Financial results for the second quarter ended June 30, 2018 

  • Revenue of $11,987, an increase of $1,705 or 16.6% from the quarter ended June 30, 2017. 
  • GAAP net loss of $38 or ($0.02) per share based on 1,546 fully diluted shares outstanding, compared to GAAP net income of $112 or $0.07 per share based on 1,567 fully diluted shares for the quarter ended June, 2017. 
  • Adjusted earnings of $834 or $0.54 per diluted share compared to $722 or $0.46 per diluted share for the quarter ended June 30, 2017, an increase per share of 17.4%. (Adjusted earnings, a non-GAAP measure, is defined below.) 
  • Adjusted EBITDA of $1,062 compared to $984 for the quarter ended June 30, 2017, an increase of 7.9%. (Adjusted EBITDA, a non-GAAP measure, is defined below.) 
  • The Company increased its allowance for doubtful accounts by $430K due to a customer’s payments that were routed to a non-company bank account as the result of a phishing incident with one employee’s email.

“Increases in demand for our products in the traffic, critical infrastructure, and retail market segments resulted in the highest second quarter revenue the Company has ever seen,” said James Pritchett, the Company’s President and CEO. “Specifically, Innotech had the highest revenue quarter since we acquired them at the end of 2016. The product mix combined with component cost increases led to a slight decline in gross profit margin, but we expect a rebound in the third quarter. We are taking the recent unauthorized access to a company email account very seriously and are acting to mitigate the effects and implement controls to ensure that it is not repeated.” Mr. Pritchett went on to say, “With another strong quarter of adjusted earnings the Company is strategically positioned for success that should be further enhanced by our acquisition of Arecont Vision.”

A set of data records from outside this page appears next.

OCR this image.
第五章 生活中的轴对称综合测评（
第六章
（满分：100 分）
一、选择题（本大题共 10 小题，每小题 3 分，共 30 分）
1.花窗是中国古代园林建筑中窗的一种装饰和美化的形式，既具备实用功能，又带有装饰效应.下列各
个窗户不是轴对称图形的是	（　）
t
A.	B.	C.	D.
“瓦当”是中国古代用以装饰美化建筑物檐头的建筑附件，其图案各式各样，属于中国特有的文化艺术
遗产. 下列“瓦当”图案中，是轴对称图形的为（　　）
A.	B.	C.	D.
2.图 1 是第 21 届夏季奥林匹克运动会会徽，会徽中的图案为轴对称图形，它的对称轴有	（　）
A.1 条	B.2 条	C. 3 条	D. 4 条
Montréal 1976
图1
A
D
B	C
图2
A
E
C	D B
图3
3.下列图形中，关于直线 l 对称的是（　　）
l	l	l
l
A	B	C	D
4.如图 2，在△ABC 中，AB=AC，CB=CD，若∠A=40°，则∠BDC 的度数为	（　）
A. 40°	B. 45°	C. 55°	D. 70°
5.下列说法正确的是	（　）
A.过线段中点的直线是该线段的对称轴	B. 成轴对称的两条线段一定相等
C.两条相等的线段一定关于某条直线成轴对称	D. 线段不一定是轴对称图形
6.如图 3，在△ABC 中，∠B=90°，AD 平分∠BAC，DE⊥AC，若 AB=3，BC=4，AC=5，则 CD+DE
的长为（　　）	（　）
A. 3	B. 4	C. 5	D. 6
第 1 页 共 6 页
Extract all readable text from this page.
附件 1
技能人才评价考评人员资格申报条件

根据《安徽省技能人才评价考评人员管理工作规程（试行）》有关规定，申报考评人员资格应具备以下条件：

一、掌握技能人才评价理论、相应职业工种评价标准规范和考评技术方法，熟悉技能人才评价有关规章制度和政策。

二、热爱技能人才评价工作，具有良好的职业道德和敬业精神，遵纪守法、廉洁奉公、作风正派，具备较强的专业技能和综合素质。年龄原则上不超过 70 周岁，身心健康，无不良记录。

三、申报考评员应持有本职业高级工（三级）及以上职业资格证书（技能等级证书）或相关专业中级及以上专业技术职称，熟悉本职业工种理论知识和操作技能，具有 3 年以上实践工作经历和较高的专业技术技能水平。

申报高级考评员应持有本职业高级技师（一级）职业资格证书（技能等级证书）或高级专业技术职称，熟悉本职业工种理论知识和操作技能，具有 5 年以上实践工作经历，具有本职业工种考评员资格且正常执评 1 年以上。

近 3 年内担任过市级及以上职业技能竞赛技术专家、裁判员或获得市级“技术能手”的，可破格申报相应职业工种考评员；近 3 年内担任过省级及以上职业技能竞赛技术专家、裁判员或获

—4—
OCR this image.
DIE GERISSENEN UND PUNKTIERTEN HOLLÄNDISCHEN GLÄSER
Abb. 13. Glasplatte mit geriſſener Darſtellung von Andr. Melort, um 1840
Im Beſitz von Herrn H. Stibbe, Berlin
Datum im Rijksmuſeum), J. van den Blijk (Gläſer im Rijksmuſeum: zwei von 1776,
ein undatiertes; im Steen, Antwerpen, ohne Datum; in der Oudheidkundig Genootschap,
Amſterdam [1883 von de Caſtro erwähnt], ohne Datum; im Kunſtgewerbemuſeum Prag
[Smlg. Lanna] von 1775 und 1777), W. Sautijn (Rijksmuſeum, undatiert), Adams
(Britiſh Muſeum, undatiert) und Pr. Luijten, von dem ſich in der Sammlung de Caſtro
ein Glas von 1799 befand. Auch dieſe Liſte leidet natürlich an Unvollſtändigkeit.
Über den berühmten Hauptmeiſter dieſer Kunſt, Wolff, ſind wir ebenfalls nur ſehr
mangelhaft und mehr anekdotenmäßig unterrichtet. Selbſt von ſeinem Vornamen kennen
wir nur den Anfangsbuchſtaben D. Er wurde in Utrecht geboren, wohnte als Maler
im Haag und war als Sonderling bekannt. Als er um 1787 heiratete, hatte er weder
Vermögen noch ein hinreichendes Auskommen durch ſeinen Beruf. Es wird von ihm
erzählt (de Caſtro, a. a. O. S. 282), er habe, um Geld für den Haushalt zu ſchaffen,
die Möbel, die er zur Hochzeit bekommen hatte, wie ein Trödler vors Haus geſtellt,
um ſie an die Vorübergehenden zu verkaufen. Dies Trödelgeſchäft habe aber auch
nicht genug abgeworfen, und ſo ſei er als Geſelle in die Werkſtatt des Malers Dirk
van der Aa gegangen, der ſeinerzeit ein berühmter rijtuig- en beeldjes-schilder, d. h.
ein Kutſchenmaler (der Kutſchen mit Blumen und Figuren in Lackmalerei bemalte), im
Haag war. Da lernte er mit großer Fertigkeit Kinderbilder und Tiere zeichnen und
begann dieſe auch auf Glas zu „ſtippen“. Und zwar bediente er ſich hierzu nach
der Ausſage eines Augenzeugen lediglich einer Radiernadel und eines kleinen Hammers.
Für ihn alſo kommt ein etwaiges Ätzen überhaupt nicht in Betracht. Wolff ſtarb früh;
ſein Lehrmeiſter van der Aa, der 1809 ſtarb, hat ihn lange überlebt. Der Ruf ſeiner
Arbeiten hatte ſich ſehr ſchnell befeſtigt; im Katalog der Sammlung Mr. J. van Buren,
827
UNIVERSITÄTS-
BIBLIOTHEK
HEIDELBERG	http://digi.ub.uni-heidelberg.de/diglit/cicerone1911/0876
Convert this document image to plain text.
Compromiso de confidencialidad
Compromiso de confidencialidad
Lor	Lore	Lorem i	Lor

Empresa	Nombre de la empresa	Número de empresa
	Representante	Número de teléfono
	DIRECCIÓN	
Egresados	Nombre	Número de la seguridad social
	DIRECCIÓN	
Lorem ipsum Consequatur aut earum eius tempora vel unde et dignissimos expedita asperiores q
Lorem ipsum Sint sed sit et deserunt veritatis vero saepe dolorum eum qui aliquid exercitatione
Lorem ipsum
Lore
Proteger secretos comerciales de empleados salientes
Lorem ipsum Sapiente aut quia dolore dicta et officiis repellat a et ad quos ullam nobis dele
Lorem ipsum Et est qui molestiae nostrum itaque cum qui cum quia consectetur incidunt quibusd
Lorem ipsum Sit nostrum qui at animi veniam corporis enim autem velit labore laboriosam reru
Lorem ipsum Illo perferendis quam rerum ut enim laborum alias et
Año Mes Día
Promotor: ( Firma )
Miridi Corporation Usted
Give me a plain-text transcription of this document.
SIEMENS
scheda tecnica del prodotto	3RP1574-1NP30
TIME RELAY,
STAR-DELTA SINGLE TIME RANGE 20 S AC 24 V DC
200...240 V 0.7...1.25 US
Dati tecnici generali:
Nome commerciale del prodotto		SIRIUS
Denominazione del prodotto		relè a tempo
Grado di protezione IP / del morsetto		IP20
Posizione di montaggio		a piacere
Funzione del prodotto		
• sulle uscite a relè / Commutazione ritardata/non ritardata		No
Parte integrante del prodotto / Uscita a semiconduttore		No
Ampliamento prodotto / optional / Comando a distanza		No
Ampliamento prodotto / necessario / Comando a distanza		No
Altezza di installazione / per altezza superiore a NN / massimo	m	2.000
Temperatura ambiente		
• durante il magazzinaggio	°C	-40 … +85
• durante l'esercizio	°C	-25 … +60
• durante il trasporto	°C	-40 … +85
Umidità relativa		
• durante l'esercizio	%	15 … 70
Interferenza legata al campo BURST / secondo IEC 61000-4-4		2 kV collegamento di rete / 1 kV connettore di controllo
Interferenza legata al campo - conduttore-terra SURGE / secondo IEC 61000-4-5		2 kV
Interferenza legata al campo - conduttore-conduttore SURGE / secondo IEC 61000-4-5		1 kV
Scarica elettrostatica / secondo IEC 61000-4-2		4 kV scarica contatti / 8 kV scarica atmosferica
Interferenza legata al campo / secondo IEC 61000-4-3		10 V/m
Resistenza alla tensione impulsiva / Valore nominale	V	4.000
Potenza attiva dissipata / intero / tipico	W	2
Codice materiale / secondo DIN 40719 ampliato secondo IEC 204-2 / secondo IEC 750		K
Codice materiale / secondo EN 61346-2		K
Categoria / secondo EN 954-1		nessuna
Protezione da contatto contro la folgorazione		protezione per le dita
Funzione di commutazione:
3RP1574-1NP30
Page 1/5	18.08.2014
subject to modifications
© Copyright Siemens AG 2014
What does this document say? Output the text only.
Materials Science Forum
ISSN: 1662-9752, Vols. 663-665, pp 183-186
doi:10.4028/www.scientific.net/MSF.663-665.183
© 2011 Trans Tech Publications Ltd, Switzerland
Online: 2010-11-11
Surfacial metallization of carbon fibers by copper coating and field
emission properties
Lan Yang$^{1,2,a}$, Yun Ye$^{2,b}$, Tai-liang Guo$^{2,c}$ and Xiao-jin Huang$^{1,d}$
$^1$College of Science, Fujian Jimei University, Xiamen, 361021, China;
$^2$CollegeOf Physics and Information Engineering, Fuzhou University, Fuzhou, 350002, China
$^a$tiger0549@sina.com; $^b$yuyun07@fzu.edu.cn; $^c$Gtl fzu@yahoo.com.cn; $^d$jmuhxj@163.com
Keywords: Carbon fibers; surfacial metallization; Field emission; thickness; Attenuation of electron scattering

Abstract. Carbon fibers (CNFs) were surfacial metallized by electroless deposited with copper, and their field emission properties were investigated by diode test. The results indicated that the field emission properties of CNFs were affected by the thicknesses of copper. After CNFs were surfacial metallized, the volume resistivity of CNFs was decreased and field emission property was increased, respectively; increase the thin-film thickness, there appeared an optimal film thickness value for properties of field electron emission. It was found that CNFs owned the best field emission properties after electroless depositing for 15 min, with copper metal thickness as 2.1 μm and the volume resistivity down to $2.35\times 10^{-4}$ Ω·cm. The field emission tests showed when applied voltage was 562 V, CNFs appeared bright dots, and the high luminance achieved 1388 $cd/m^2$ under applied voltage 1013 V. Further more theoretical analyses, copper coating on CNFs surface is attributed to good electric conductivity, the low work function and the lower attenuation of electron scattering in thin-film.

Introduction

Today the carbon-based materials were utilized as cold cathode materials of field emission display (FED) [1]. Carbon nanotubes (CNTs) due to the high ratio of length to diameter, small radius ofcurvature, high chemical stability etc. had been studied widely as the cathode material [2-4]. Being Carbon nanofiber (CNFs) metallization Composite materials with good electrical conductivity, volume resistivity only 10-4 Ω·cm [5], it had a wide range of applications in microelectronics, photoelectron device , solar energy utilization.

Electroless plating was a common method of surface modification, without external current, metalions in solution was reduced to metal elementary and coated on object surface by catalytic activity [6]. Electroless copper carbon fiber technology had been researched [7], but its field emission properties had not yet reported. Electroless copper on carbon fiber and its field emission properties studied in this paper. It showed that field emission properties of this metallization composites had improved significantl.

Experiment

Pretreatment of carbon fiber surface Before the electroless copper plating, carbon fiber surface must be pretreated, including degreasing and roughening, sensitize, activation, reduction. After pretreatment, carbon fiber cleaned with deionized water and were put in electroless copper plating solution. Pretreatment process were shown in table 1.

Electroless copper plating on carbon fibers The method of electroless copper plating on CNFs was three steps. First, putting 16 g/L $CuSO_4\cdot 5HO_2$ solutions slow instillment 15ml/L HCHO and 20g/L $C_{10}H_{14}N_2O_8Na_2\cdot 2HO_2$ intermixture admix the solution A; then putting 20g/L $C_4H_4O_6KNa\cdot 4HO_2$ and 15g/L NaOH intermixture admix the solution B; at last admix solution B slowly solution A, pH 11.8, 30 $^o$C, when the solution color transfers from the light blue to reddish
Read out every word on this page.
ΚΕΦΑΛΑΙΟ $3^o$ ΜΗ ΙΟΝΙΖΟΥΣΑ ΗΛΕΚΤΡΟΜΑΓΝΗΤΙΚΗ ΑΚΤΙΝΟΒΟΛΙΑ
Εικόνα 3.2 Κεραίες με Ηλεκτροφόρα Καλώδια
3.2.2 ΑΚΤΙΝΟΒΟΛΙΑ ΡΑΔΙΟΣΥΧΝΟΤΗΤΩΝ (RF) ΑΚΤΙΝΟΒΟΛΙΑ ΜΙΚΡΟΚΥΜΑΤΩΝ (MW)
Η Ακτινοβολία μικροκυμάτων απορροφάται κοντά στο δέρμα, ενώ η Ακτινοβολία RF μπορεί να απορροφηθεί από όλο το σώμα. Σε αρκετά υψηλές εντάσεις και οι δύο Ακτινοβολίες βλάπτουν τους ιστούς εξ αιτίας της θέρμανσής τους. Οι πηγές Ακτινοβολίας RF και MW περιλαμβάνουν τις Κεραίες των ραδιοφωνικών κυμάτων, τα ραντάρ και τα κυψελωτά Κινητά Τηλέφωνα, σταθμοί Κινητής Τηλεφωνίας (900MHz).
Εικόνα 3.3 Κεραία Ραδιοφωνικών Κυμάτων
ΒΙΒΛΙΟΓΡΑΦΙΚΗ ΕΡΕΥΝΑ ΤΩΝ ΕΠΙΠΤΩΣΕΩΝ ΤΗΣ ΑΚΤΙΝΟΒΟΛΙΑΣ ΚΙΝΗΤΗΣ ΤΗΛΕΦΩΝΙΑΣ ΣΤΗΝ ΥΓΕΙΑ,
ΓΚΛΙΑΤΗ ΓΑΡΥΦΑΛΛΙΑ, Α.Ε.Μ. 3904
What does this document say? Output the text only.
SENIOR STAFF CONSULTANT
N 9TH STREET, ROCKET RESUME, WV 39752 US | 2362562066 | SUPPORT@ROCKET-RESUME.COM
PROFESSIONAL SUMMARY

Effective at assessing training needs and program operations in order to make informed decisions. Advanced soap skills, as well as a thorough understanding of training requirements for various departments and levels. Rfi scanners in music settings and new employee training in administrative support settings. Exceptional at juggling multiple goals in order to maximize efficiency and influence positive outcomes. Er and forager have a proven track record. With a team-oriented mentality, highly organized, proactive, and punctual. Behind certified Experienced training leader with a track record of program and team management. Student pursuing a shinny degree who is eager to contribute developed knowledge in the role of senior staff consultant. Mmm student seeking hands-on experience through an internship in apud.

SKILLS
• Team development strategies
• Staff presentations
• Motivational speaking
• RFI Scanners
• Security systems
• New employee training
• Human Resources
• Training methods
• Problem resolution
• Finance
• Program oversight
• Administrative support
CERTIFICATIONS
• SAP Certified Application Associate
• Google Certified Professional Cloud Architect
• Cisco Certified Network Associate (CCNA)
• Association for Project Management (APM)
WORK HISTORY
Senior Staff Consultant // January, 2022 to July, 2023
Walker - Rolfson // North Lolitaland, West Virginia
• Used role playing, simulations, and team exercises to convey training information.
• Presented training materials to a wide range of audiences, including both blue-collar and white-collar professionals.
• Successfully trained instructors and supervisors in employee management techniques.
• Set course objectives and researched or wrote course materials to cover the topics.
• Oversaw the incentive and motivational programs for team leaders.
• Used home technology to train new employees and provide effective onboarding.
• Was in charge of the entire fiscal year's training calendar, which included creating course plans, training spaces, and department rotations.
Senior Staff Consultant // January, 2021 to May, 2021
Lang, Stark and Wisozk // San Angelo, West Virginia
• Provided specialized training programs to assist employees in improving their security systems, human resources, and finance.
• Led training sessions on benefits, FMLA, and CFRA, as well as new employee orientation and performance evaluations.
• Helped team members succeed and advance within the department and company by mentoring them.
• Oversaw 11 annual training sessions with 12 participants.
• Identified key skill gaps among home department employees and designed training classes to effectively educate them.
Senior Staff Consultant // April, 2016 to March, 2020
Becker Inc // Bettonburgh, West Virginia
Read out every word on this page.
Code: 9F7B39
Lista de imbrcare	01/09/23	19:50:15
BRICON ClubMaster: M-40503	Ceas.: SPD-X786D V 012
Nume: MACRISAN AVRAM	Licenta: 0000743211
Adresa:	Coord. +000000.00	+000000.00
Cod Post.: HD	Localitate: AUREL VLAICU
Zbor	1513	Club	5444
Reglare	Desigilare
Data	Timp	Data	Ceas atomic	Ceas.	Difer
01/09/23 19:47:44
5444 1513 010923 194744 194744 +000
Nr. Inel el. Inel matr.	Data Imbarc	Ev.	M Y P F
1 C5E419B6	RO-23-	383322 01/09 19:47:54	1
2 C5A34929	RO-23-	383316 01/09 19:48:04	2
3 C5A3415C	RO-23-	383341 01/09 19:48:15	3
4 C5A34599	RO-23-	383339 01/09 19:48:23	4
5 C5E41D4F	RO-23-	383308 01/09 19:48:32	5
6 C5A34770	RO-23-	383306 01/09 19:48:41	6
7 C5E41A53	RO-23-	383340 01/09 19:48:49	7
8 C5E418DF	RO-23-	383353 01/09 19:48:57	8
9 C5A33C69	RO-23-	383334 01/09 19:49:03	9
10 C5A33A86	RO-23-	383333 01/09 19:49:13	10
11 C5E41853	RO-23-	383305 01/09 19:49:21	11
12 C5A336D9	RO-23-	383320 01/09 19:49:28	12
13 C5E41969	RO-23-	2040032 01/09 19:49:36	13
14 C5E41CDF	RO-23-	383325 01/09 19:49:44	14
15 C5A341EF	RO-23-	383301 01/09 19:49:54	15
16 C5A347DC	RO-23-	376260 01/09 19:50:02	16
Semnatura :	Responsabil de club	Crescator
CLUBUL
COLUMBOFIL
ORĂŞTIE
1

The Company’s outside independent auditors completed their analysis of the Company’s financial condition. The Independent Auditor’s Review Report, including financial statements and applicable footnote disclosures, is available on our website at www.costartechnologies.com.

Non-GAAP financial measures 

The Company defines adjusted earnings, a non-GAAP measure, as net income excluding stock-based compensation, amortization of acquisition-related intangible assets, adjustments to the fair value of acquisition-related contingent consideration, transaction related expenses and payments routed to a non-company bank account. The Company defines adjusted EBITDA, a non-GAAP measure, as earnings before interest, taxes, depreciation, amortization, stock-based compensation, transaction and related expenses, adjustments to the fair value of acquisition-related contingent consideration and payments routed to a non-company bank account. The following tables reconcile the non-GAAP financial measures disclosed in this release to GAAP net income (loss):
 


These reconciliations of GAAP to non-GAAP measures should be considered together with the Company’s financial statements. These non-GAAP measures are not meant as a substitute for GAAP, but are included solely for informational and comparative purposes. The Company's management believes that this information can assist investors in evaluating the Company’s operational trends, financial performance, and cash generating capacity. Management believes these non-GAAP measures allow investors to evaluate the Company’s financial performance using some of the same measures as management. However, the non-GAAP financial measures should not be regarded as a replacement for (or superior to) corresponding, similarly captioned, GAAP measures.